Notice that
[tex]x^2+14xy+49y^2=(x+7y)^2[/tex]
so the constraint is a set of two lines,
[tex](x+7y)^2=100\implies\begin{cases}x+7y=10\\x+7y=10\end{cases}[/tex]
and only the first line passes through the first quadrant.
The distance between any point [tex](x,y)[/tex] in the plane is [tex]\sqrt{x^2+y^2}[/tex], but we know that [tex]\sqrt{f(x,y)}[/tex] and [tex]f(x,y)[/tex] share the same critical points, so we need only worry about minimizing [tex]x^2+y^2[/tex]. The Lagrangian for this problem is then
[tex]L(x,y,\lambda)=x^2+y^2+\lambda(x+7y-10)[/tex]
with partial derivatives (set equal to 0)

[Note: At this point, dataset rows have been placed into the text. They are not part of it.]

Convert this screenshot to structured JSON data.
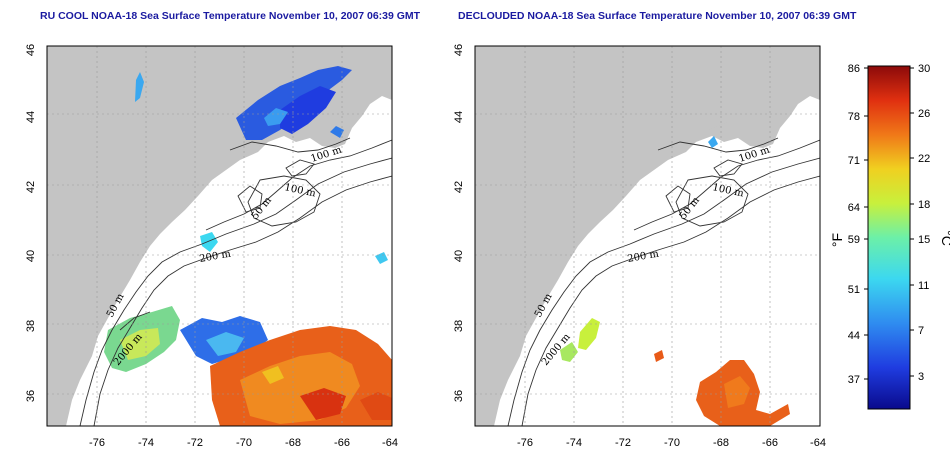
{
  "panels": [
    {
      "title": "RU COOL NOAA-18 Sea Surface Temperature November 10, 2007 06:39 GMT",
      "contour_labels": [
        "100 m",
        "100 m",
        "50 m",
        "200 m",
        "50 m",
        "2000 m"
      ]
    },
    {
      "title": "DECLOUDED NOAA-18 Sea Surface Temperature November 10, 2007 06:39 GMT",
      "contour_labels": [
        "100 m",
        "100 m",
        "50 m",
        "200 m",
        "50 m",
        "2000 m"
      ]
    }
  ],
  "axes": {
    "lon_ticks": [
      "-76",
      "-74",
      "-72",
      "-70",
      "-68",
      "-66",
      "-64"
    ],
    "lat_ticks": [
      "46",
      "44",
      "42",
      "40",
      "38",
      "36"
    ]
  },
  "colorbar": {
    "f_ticks": [
      "86",
      "78",
      "71",
      "64",
      "59",
      "51",
      "44",
      "37"
    ],
    "c_ticks": [
      "30",
      "26",
      "22",
      "18",
      "15",
      "11",
      "7",
      "3"
    ],
    "f_unit": "°F",
    "c_unit": "°C",
    "colors": [
      "#0a0a8c",
      "#1f3ce0",
      "#2f8cf0",
      "#3cd8f0",
      "#6cf0a8",
      "#c8f03c",
      "#f0d020",
      "#f07818",
      "#e03010",
      "#8c0a0a"
    ]
  },
  "colors": {
    "land": "#c4c4c4",
    "ocean": "#ffffff",
    "grid": "#9a9a9a",
    "title": "#1a1aa0"
  }
}
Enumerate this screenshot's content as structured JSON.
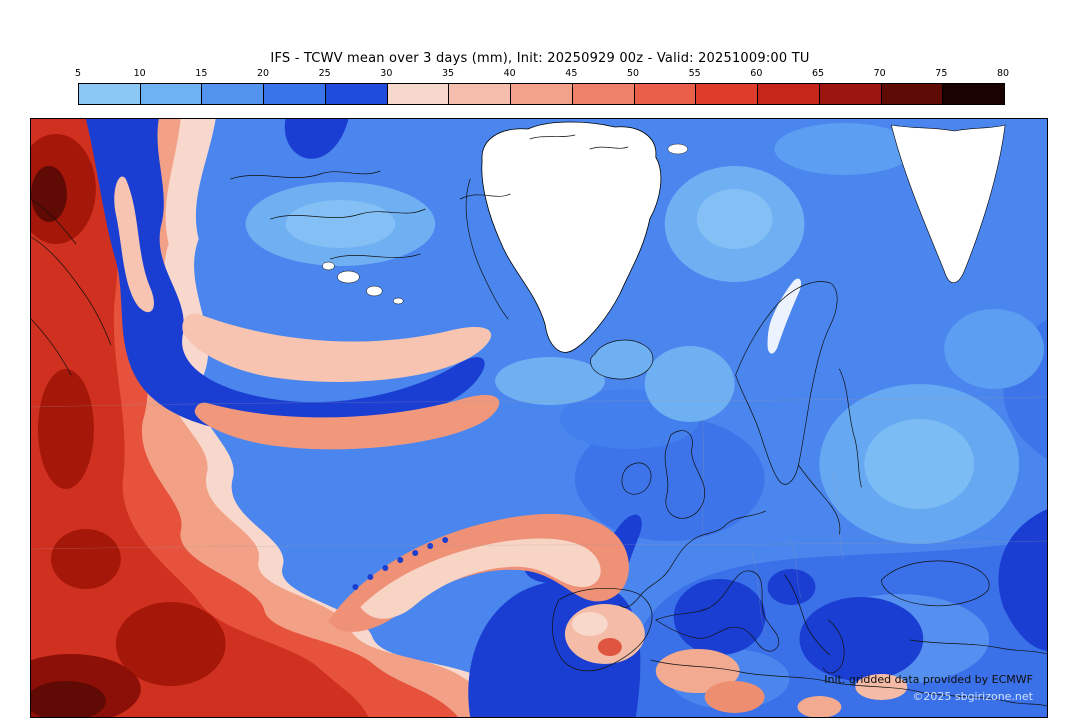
{
  "header": {
    "title": "IFS - TCWV mean over 3 days (mm), Init: 20250929 00z - Valid: 20251009:00 TU"
  },
  "colorbar": {
    "ticks": [
      "5",
      "10",
      "15",
      "20",
      "25",
      "30",
      "35",
      "40",
      "45",
      "50",
      "55",
      "60",
      "65",
      "70",
      "75",
      "80"
    ],
    "colors": [
      "#8bc8f6",
      "#6fb2f2",
      "#5293ee",
      "#3a74ea",
      "#1f4cdc",
      "#f7d8cd",
      "#f5bdab",
      "#f2a18a",
      "#ee8169",
      "#e95f4a",
      "#de3d2c",
      "#c6261a",
      "#9c150e",
      "#5e0a05",
      "#190200"
    ]
  },
  "map": {
    "credit_line1": "Init. gridded data provided by ECMWF",
    "credit_line2": "©2025 sbgirizone.net"
  },
  "chart_data": {
    "type": "heatmap",
    "title": "IFS - TCWV mean over 3 days (mm), Init: 20250929 00z - Valid: 20251009:00 TU",
    "model": "IFS",
    "variable": "TCWV mean over 3 days",
    "units": "mm",
    "init": "20250929 00z",
    "valid": "20251009:00 TU",
    "levels": [
      5,
      10,
      15,
      20,
      25,
      30,
      35,
      40,
      45,
      50,
      55,
      60,
      65,
      70,
      75,
      80
    ],
    "palette": [
      "#8bc8f6",
      "#6fb2f2",
      "#5293ee",
      "#3a74ea",
      "#1f4cdc",
      "#f7d8cd",
      "#f5bdab",
      "#f2a18a",
      "#ee8169",
      "#e95f4a",
      "#de3d2c",
      "#c6261a",
      "#9c150e",
      "#5e0a05",
      "#190200"
    ],
    "legend_position": "top",
    "region_note": "Filled-contour field over the North Atlantic, Greenland and Europe: high TCWV (reds 40-70 mm) over the western/subtropical Atlantic, a dark-blue dry filament (25-30 mm) snaking from NW Atlantic toward Iberia, mid blues (10-25 mm) over Europe and the Arctic, white (<5 mm) over the Greenland ice sheet"
  }
}
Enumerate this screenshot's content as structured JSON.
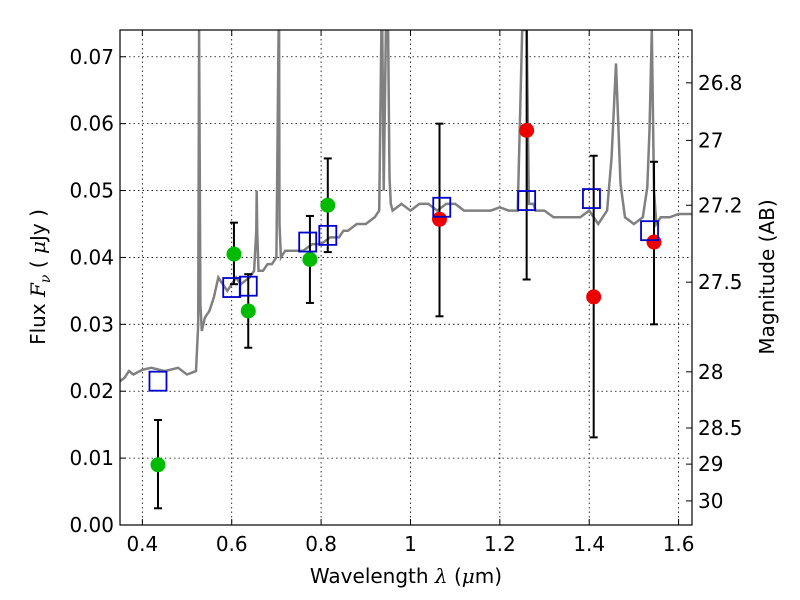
{
  "chart_data": {
    "type": "scatter",
    "title": "",
    "xlabel": {
      "prefix": "Wavelength  ",
      "symbol": "λ",
      "suffix": " (",
      "unit_symbol": "μ",
      "unit_rest": "m)"
    },
    "ylabel": {
      "prefix": "Flux  ",
      "symbol": "F",
      "subscript": "ν",
      "suffix": "  (  ",
      "unit_symbol": "μ",
      "unit_rest": "Jy  )"
    },
    "y2label": "Magnitude (AB)",
    "xlim": [
      0.35,
      1.63
    ],
    "ylim": [
      0.0,
      0.074
    ],
    "grid": true,
    "x_ticks": [
      0.4,
      0.6,
      0.8,
      1.0,
      1.2,
      1.4,
      1.6
    ],
    "x_tick_labels": [
      "0.4",
      "0.6",
      "0.8",
      "1",
      "1.2",
      "1.4",
      "1.6"
    ],
    "y_ticks": [
      0.0,
      0.01,
      0.02,
      0.03,
      0.04,
      0.05,
      0.06,
      0.07
    ],
    "y_tick_labels": [
      "0.00",
      "0.01",
      "0.02",
      "0.03",
      "0.04",
      "0.05",
      "0.06",
      "0.07"
    ],
    "y2_ticks": [
      {
        "label": "26.8",
        "flux": 0.0661
      },
      {
        "label": "27",
        "flux": 0.0575
      },
      {
        "label": "27.2",
        "flux": 0.0478
      },
      {
        "label": "27.5",
        "flux": 0.0363
      },
      {
        "label": "28",
        "flux": 0.0229
      },
      {
        "label": "28.5",
        "flux": 0.0145
      },
      {
        "label": "29",
        "flux": 0.0091
      },
      {
        "label": "30",
        "flux": 0.0036
      }
    ],
    "colors": {
      "model": "#808080",
      "green": "#00bb00",
      "red": "#ee0000",
      "square": "#0000cc",
      "errorbar": "#000000"
    },
    "model_spectrum": {
      "wavelength": [
        0.35,
        0.36,
        0.37,
        0.38,
        0.4,
        0.42,
        0.45,
        0.48,
        0.5,
        0.52,
        0.525,
        0.527,
        0.53,
        0.533,
        0.54,
        0.55,
        0.56,
        0.57,
        0.58,
        0.59,
        0.6,
        0.61,
        0.62,
        0.64,
        0.65,
        0.655,
        0.656,
        0.657,
        0.66,
        0.67,
        0.68,
        0.69,
        0.7,
        0.705,
        0.706,
        0.707,
        0.71,
        0.72,
        0.74,
        0.76,
        0.78,
        0.8,
        0.82,
        0.84,
        0.85,
        0.86,
        0.88,
        0.9,
        0.92,
        0.93,
        0.935,
        0.937,
        0.94,
        0.945,
        0.95,
        0.953,
        0.956,
        0.96,
        0.98,
        1.0,
        1.02,
        1.04,
        1.06,
        1.08,
        1.1,
        1.12,
        1.15,
        1.18,
        1.2,
        1.22,
        1.24,
        1.25,
        1.255,
        1.26,
        1.265,
        1.275,
        1.28,
        1.3,
        1.32,
        1.35,
        1.38,
        1.4,
        1.42,
        1.44,
        1.45,
        1.46,
        1.47,
        1.48,
        1.5,
        1.52,
        1.53,
        1.535,
        1.54,
        1.545,
        1.55,
        1.56,
        1.58,
        1.6,
        1.63
      ],
      "flux": [
        0.0215,
        0.022,
        0.023,
        0.0225,
        0.0232,
        0.0235,
        0.023,
        0.0235,
        0.0225,
        0.023,
        0.03,
        0.074,
        0.033,
        0.029,
        0.031,
        0.032,
        0.034,
        0.037,
        0.036,
        0.035,
        0.036,
        0.037,
        0.036,
        0.037,
        0.038,
        0.044,
        0.05,
        0.044,
        0.038,
        0.038,
        0.039,
        0.039,
        0.04,
        0.074,
        0.074,
        0.045,
        0.04,
        0.041,
        0.041,
        0.041,
        0.042,
        0.042,
        0.043,
        0.043,
        0.044,
        0.044,
        0.045,
        0.045,
        0.046,
        0.047,
        0.074,
        0.074,
        0.05,
        0.074,
        0.074,
        0.052,
        0.048,
        0.047,
        0.048,
        0.047,
        0.048,
        0.048,
        0.047,
        0.048,
        0.048,
        0.047,
        0.047,
        0.047,
        0.0475,
        0.047,
        0.047,
        0.074,
        0.074,
        0.074,
        0.048,
        0.048,
        0.047,
        0.047,
        0.046,
        0.046,
        0.046,
        0.047,
        0.045,
        0.047,
        0.055,
        0.069,
        0.051,
        0.046,
        0.045,
        0.046,
        0.0505,
        0.059,
        0.074,
        0.05,
        0.045,
        0.046,
        0.046,
        0.0465,
        0.0465
      ]
    },
    "series": [
      {
        "marker": "circle",
        "color": "green",
        "points": [
          {
            "x": 0.435,
            "y": 0.009,
            "yerr_low": 0.0065,
            "yerr_high": 0.0067
          },
          {
            "x": 0.605,
            "y": 0.0405,
            "yerr_low": 0.0045,
            "yerr_high": 0.0047
          },
          {
            "x": 0.637,
            "y": 0.032,
            "yerr_low": 0.0055,
            "yerr_high": 0.0055
          },
          {
            "x": 0.775,
            "y": 0.0397,
            "yerr_low": 0.0065,
            "yerr_high": 0.0065
          },
          {
            "x": 0.815,
            "y": 0.0478,
            "yerr_low": 0.007,
            "yerr_high": 0.007
          }
        ]
      },
      {
        "marker": "circle",
        "color": "red",
        "points": [
          {
            "x": 1.065,
            "y": 0.0457,
            "yerr_low": 0.0145,
            "yerr_high": 0.0143
          },
          {
            "x": 1.26,
            "y": 0.059,
            "yerr_low": 0.0223,
            "yerr_high": 0.02
          },
          {
            "x": 1.41,
            "y": 0.0341,
            "yerr_low": 0.021,
            "yerr_high": 0.0211
          },
          {
            "x": 1.545,
            "y": 0.0423,
            "yerr_low": 0.0123,
            "yerr_high": 0.012
          }
        ]
      },
      {
        "marker": "square",
        "color": "square",
        "points": [
          {
            "x": 0.435,
            "y": 0.0215
          },
          {
            "x": 0.6,
            "y": 0.0355
          },
          {
            "x": 0.637,
            "y": 0.0357
          },
          {
            "x": 0.77,
            "y": 0.0423
          },
          {
            "x": 0.815,
            "y": 0.0433
          },
          {
            "x": 1.07,
            "y": 0.0475
          },
          {
            "x": 1.26,
            "y": 0.0485
          },
          {
            "x": 1.405,
            "y": 0.0488
          },
          {
            "x": 1.535,
            "y": 0.044
          }
        ]
      }
    ]
  }
}
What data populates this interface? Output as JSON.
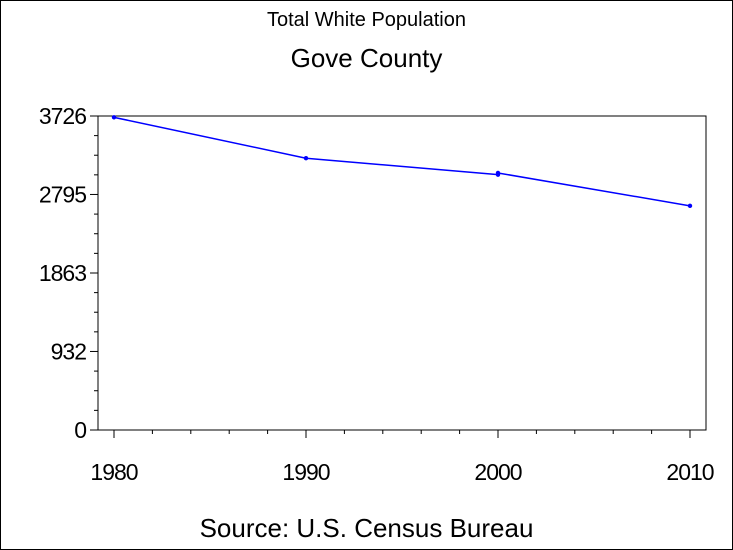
{
  "chart_data": {
    "type": "line",
    "title": "Total White Population",
    "subtitle": "Gove County",
    "footnote": "Source: U.S. Census Bureau",
    "xlabel": "",
    "ylabel": "",
    "x": [
      1980,
      1990,
      2000,
      2000,
      2010
    ],
    "series": [
      {
        "values": [
          3710,
          3225,
          3030,
          3050,
          2660
        ]
      }
    ],
    "xlim": [
      1980,
      2010
    ],
    "ylim": [
      0,
      3726
    ],
    "x_ticks": [
      "1980",
      "1990",
      "2000",
      "2010"
    ],
    "y_ticks": [
      "0",
      "932",
      "1863",
      "2795",
      "3726"
    ],
    "y_tick_values": [
      0,
      932,
      1863,
      2795,
      3726
    ],
    "grid": false,
    "legend": "none",
    "colors": {
      "line": "#0000ff",
      "axis": "#000000",
      "background": "#ffffff"
    }
  }
}
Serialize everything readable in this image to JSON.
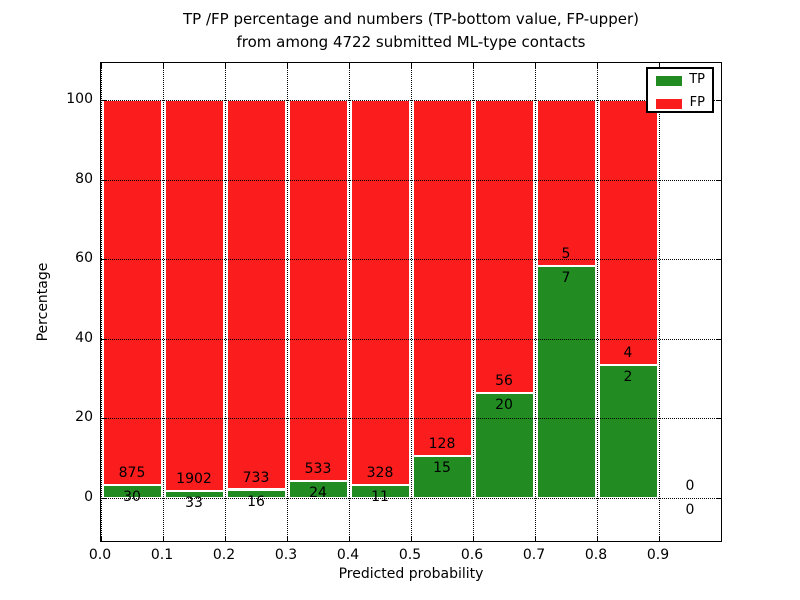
{
  "title_line1": "TP /FP percentage and numbers (TP-bottom value, FP-upper)",
  "title_line2": "from among 4722 submitted ML-type contacts",
  "axes": {
    "ylabel": "Percentage",
    "xlabel": "Predicted probability",
    "ytick_labels": [
      "0",
      "20",
      "40",
      "60",
      "80",
      "100"
    ],
    "xtick_labels": [
      "0.0",
      "0.1",
      "0.2",
      "0.3",
      "0.4",
      "0.5",
      "0.6",
      "0.7",
      "0.8",
      "0.9"
    ]
  },
  "legend": {
    "items": [
      {
        "label": "TP",
        "color": "#228b22"
      },
      {
        "label": "FP",
        "color": "#fb1d1d"
      }
    ],
    "position": "upper-right"
  },
  "chart_data": {
    "type": "bar",
    "stacked": true,
    "title": "TP /FP percentage and numbers (TP-bottom value, FP-upper)\nfrom among 4722 submitted ML-type contacts",
    "xlabel": "Predicted probability",
    "ylabel": "Percentage",
    "total_submitted": 4722,
    "bin_width": 0.1,
    "bin_starts": [
      0.0,
      0.1,
      0.2,
      0.3,
      0.4,
      0.5,
      0.6,
      0.7,
      0.8,
      0.9
    ],
    "categories": [
      "0.0-0.1",
      "0.1-0.2",
      "0.2-0.3",
      "0.3-0.4",
      "0.4-0.5",
      "0.5-0.6",
      "0.6-0.7",
      "0.7-0.8",
      "0.8-0.9",
      "0.9-1.0"
    ],
    "series": [
      {
        "name": "TP",
        "color": "#228b22",
        "counts": [
          30,
          33,
          16,
          24,
          11,
          15,
          20,
          7,
          2,
          0
        ]
      },
      {
        "name": "FP",
        "color": "#fb1d1d",
        "counts": [
          875,
          1902,
          733,
          533,
          328,
          128,
          56,
          5,
          4,
          0
        ]
      }
    ],
    "bars_show": "TP and FP as percent of bin total, stacked to 100%; bin 0.9-1.0 empty",
    "tp_percent_approx": [
      3.3,
      1.7,
      2.1,
      4.3,
      3.2,
      10.5,
      26.3,
      58.3,
      33.3,
      0
    ],
    "annotation_rule": "FP count printed above green segment top, TP count printed below it",
    "yticks": [
      0,
      20,
      40,
      60,
      80,
      100
    ],
    "xticks": [
      0.0,
      0.1,
      0.2,
      0.3,
      0.4,
      0.5,
      0.6,
      0.7,
      0.8,
      0.9
    ],
    "ylim": [
      -11,
      109.5
    ],
    "xlim": [
      0.0,
      1.0
    ],
    "grid": "dotted black, drawn above bars",
    "legend_position": "upper right"
  }
}
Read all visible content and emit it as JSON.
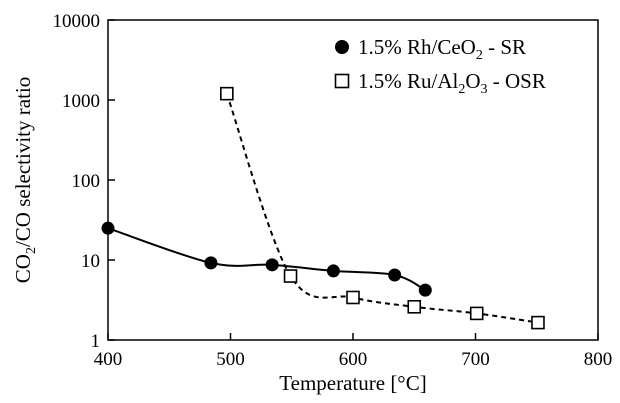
{
  "chart_data": {
    "type": "line",
    "title": "",
    "xlabel": "Temperature [°C]",
    "ylabel": {
      "part1": "CO",
      "sub1": "2",
      "part2": "/CO selectivity ratio"
    },
    "x_scale": "linear",
    "y_scale": "log",
    "xlim": [
      400,
      800
    ],
    "ylim": [
      1,
      10000
    ],
    "x_ticks": [
      400,
      500,
      600,
      700,
      800
    ],
    "y_ticks": [
      1,
      10,
      100,
      1000,
      10000
    ],
    "x_tick_labels": [
      "400",
      "500",
      "600",
      "700",
      "800"
    ],
    "y_tick_labels": [
      "1",
      "10",
      "100",
      "1000",
      "10000"
    ],
    "grid": false,
    "legend_position": "top-right",
    "series": [
      {
        "name": "1.5% Rh/CeO2 - SR",
        "legend": {
          "a": "1.5% Rh/CeO",
          "sub": "2",
          "b": " - SR"
        },
        "marker": "filled-circle",
        "line_style": "solid",
        "color": "#000000",
        "points": [
          {
            "x": 400,
            "y": 25
          },
          {
            "x": 484,
            "y": 9.2
          },
          {
            "x": 534,
            "y": 8.7
          },
          {
            "x": 584,
            "y": 7.3
          },
          {
            "x": 634,
            "y": 6.5
          },
          {
            "x": 659,
            "y": 4.2
          }
        ]
      },
      {
        "name": "1.5% Ru/Al2O3 - OSR",
        "legend": {
          "a": "1.5% Ru/Al",
          "sub1": "2",
          "b": "O",
          "sub2": "3",
          "c": " - OSR"
        },
        "marker": "open-square",
        "line_style": "dashed",
        "color": "#000000",
        "points": [
          {
            "x": 497,
            "y": 1200
          },
          {
            "x": 549,
            "y": 6.3
          },
          {
            "x": 600,
            "y": 3.4
          },
          {
            "x": 650,
            "y": 2.6
          },
          {
            "x": 701,
            "y": 2.15
          },
          {
            "x": 751,
            "y": 1.65
          }
        ]
      }
    ]
  }
}
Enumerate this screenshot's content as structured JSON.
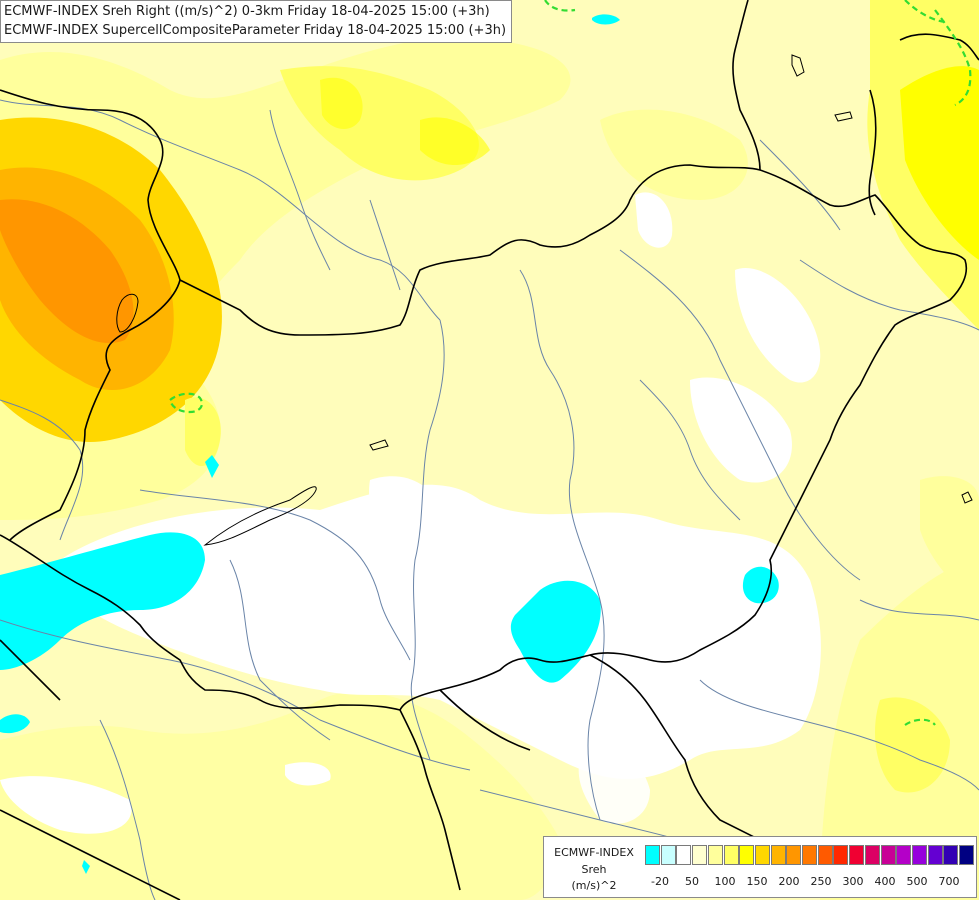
{
  "title": {
    "line1": "ECMWF-INDEX Sreh Right ((m/s)^2) 0-3km Friday 18-04-2025 15:00 (+3h)",
    "line2": "ECMWF-INDEX SupercellCompositeParameter Friday 18-04-2025 15:00 (+3h)"
  },
  "legend": {
    "line1": "ECMWF-INDEX",
    "line2": "Sreh",
    "line3": "(m/s)^2",
    "swatch_colors": [
      "#00ffff",
      "#c8ffff",
      "#ffffff",
      "#ffffd0",
      "#ffff9c",
      "#ffff64",
      "#ffff00",
      "#ffd700",
      "#ffb400",
      "#ff9600",
      "#ff7800",
      "#ff5a00",
      "#ff2800",
      "#f00032",
      "#dc0064",
      "#c80096",
      "#b400c8",
      "#9600dc",
      "#6400d2",
      "#3200b4",
      "#000082"
    ],
    "ticks": [
      "-20",
      "50",
      "100",
      "150",
      "200",
      "250",
      "300",
      "400",
      "500",
      "700"
    ]
  },
  "colors": {
    "cyan": "#00ffff",
    "white": "#ffffff",
    "pale_yellow": "#fffdbb",
    "light_yellow": "#ffff9c",
    "yellow": "#ffff64",
    "gold": "#ffd700",
    "orange": "#ffb400",
    "dark_orange": "#ff9600",
    "border_line": "#000000",
    "river_line": "#6a84a8",
    "scp_contour": "#32dc32"
  }
}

[tex]L_x=2x+\lambda=0[/tex]
[tex]L_y=2y+7\lambda=0[/tex]
[tex]L_\lambda=x+7y-10=0[/tex]
We have
[tex]L_y-7L_x=2y-14x=0\implies y=7x[/tex]
which tells us that
[tex]x+7y-10=0\iff x+49x=10\implies x=\dfrac15\implies y=\dfrac75[/tex]
so that [tex]\left(\dfrac15,\dfrac75\right)[/tex] is a critical point. The Hessian for the target function [tex]x^2+y^2[/tex] is
[tex]H(x,y)=\begin{bmatrix}2&0\\0&2\end{bmatrix}[/tex]
which is positive definite for all [tex]x,y[/tex], so the critical point is the site of a minimum. The minimum distance itself (which we don't seem to care about for this problem, but we might as well state it) is [tex]\sqrt{\left(\dfrac15\right)^2+\left(\dfrac75\right)^2}=2[/tex].